Пумпянский обеспокоенно закрутил головой.
— Вы — интриган! — с пафосом воскликнул Семенов и угрожающе ткнул в Пумпянского пальцем.
— Да я... — вскинулся он в председательском кресле.
— Сидеть! — рявкнул Семенов. — Объясняться будете потом, когда приговор станут приводить в исполнение! — Повернулся к людям, сидящим в зале: — Если кто-нибудь вздумает покинуть свое место без моего разрешения, казаки, стоящие у входа, будут стрелять без предупреждения. Ясно?
Пумпянский снова вскинулся в своем кресле.
— Сидеть! — вторично рявкнул на него Семенов. Прошел к столу председателя, положил кулаки на сукно рядом со стеклянным графином — непременным атрибутом всех говорливых заседаний — и глянул Пумпянскому в глаза: — Ну и что вы хотите со мной сделать? Рассказывайте!
У Пумпянского дрожали губы, он прикладывал к ним ладонь, пытаясь унять дрожь, но это не помогало. Пумпянский не ответил — он не мог говорить.
Значит так, мое условие такое. — Семенов повернулся к залу. — Арестовывать вас я пока повременю. Сейчас — немедленно расходитесь по домам. Через два дня соберемся на заседание снова. При моем участии... — Он рассмеялся. — На нем мы и решим, что со мною делать. Понятно?
Из зала, сразу из нескольких мест, донеслось робкое: «Понятно».
—А теперь по домам — разойдись! — скомандовал Семенов.
Подобные штуки Григорий Михайлович Семенов потом проделывал не раз — он оказался великим мастером по этой части. И почти всегда — за редким исключением — выигрывал схватки.

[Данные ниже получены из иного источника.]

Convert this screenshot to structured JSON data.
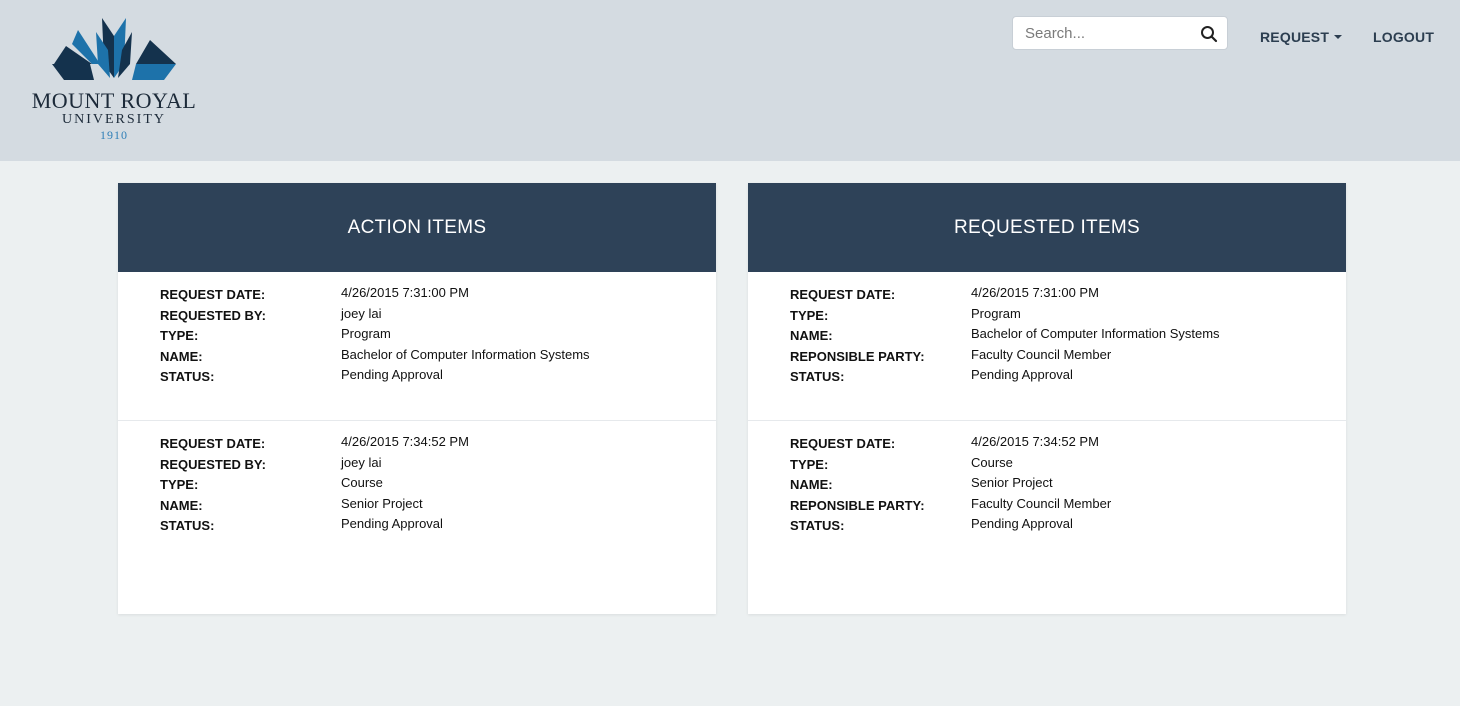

Пока собравшиеся, опасливо косясь на крутого есаула, покидали атаманский дом, Семенов подозвал к себе Бурдуковского и приказал ему:
— Срочно собирай вещи! Через два часа мы должны покинуть Читу.
Бурдуковскнй помчался выполнять приказание, а Семенов, поигрывая плеткой, пошел в шашлычную к казакам: уж коли пригласил их на обед, то надо угостить станичников так, чтобы обед этот остался у них в памяти до конца дней...
Напоил Семенов земляков знатно, половина из них не могла держаться на ногах, ползала по шашлычной на четвереньках — всех напоил и накормил, сам же прыгнул в пролетку, подогнанную Бурдуковскнм, и понесся на станцию — надо было успеть к маньчжурскому экспрессу.
Вместе с Семеновым и Бурдуковским Читу покинул и Замкин — совдеповец боялся, что его раскроют и тогда ему не поздоровится.